Oberbürgermeister Kalouti zeigt sich jedoch nicht bereit, die Niederlage einfach hinzunehmen. Der CDU-Politiker kündigte an, Rechtsmittel beim Oberverwaltungsgericht (OVG) in Münster einzulegen. Allerdings wird eine Entscheidung darüber vor der Veranstaltung am Sonntagabend nicht mehr erwartet, wie eine Gerichtssprecherin mitteilte.

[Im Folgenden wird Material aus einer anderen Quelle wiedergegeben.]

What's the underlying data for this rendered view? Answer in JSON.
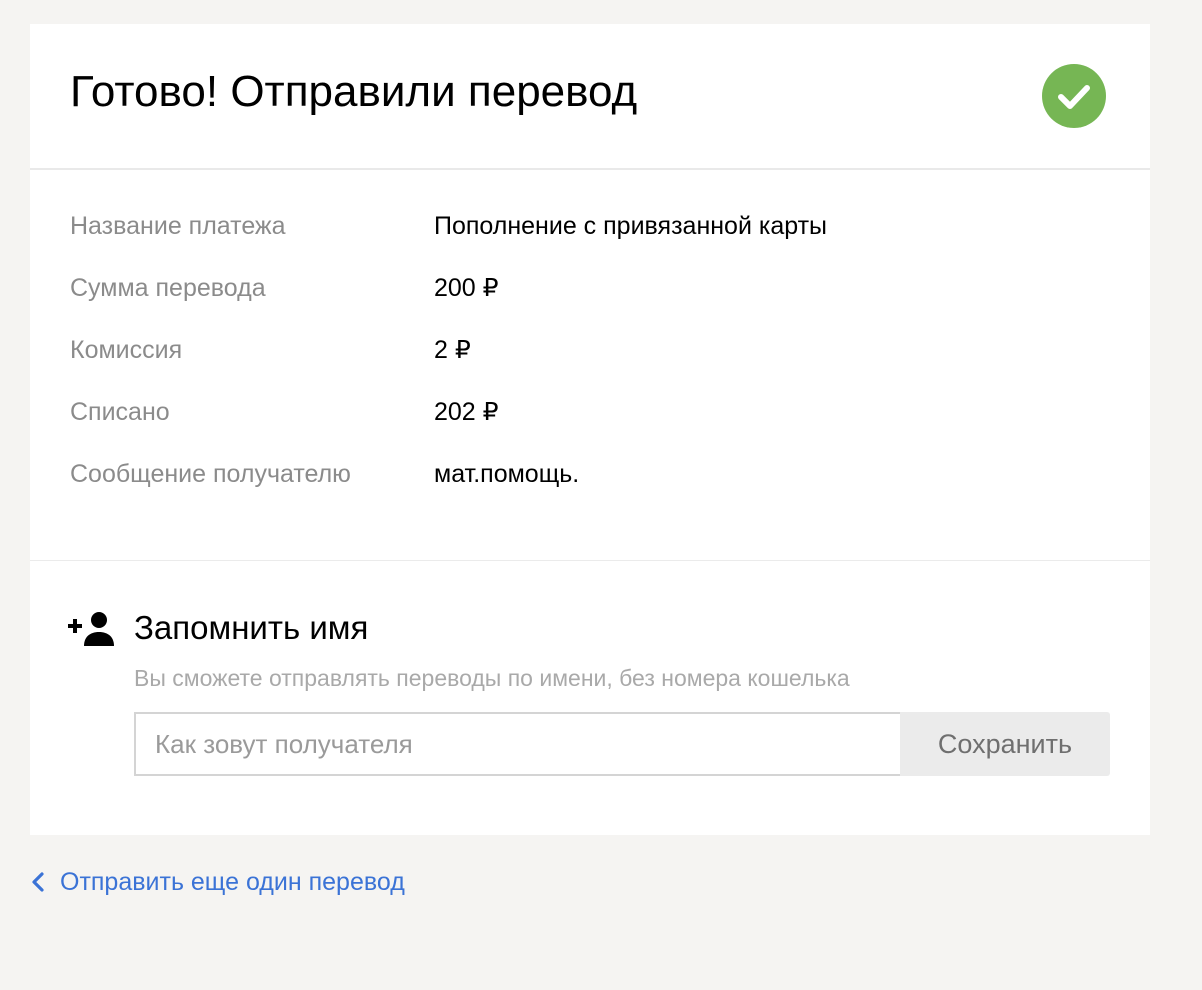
{
  "header": {
    "title": "Готово! Отправили перевод",
    "status_icon": "check-circle-icon",
    "status_color": "#76b654"
  },
  "details": [
    {
      "label": "Название платежа",
      "value": "Пополнение с привязанной карты"
    },
    {
      "label": "Сумма перевода",
      "value": "200 ₽"
    },
    {
      "label": "Комиссия",
      "value": "2 ₽"
    },
    {
      "label": "Списано",
      "value": "202 ₽"
    },
    {
      "label": "Сообщение получателю",
      "value": "мат.помощь."
    }
  ],
  "remember": {
    "icon": "add-user-icon",
    "title": "Запомнить имя",
    "hint": "Вы сможете отправлять переводы по имени, без номера кошелька",
    "input_value": "",
    "input_placeholder": "Как зовут получателя",
    "save_label": "Сохранить"
  },
  "footer": {
    "back_icon": "chevron-left-icon",
    "back_link": "Отправить еще один перевод",
    "link_color": "#3b73d6"
  }
}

Höcke plant weitere Termine in der Region

Parallel zu dem Neujahrsempfang in Dortmund plant Björn Höcke weitere Termine in Nordrhein-Westfalen. Am Sonntagnachmittag will der Thüringer AfD-Chef das Hermannsdenkmal im Teutoburger Wald bei Detmold besuchen. Die Polizei bestätigte bereits, dass sie rund um diesen Besuch im Einsatz sein wird.

Die Entscheidung des Verwaltungsgerichts Gelsenkirchen unterstreicht einmal mehr die rechtlichen Grenzen kommunaler Handlungsspielräume bei der Behandlung politischer Veranstaltungen. Sie zeigt, dass auch umstrittene politische Akteure wie Björn Höcke unter bestimmten Voraussetzungen Zugang zu öffentlichen Räumen erhalten können, wenn vergleichbare Fraktionen diese Möglichkeit ebenfalls hatten.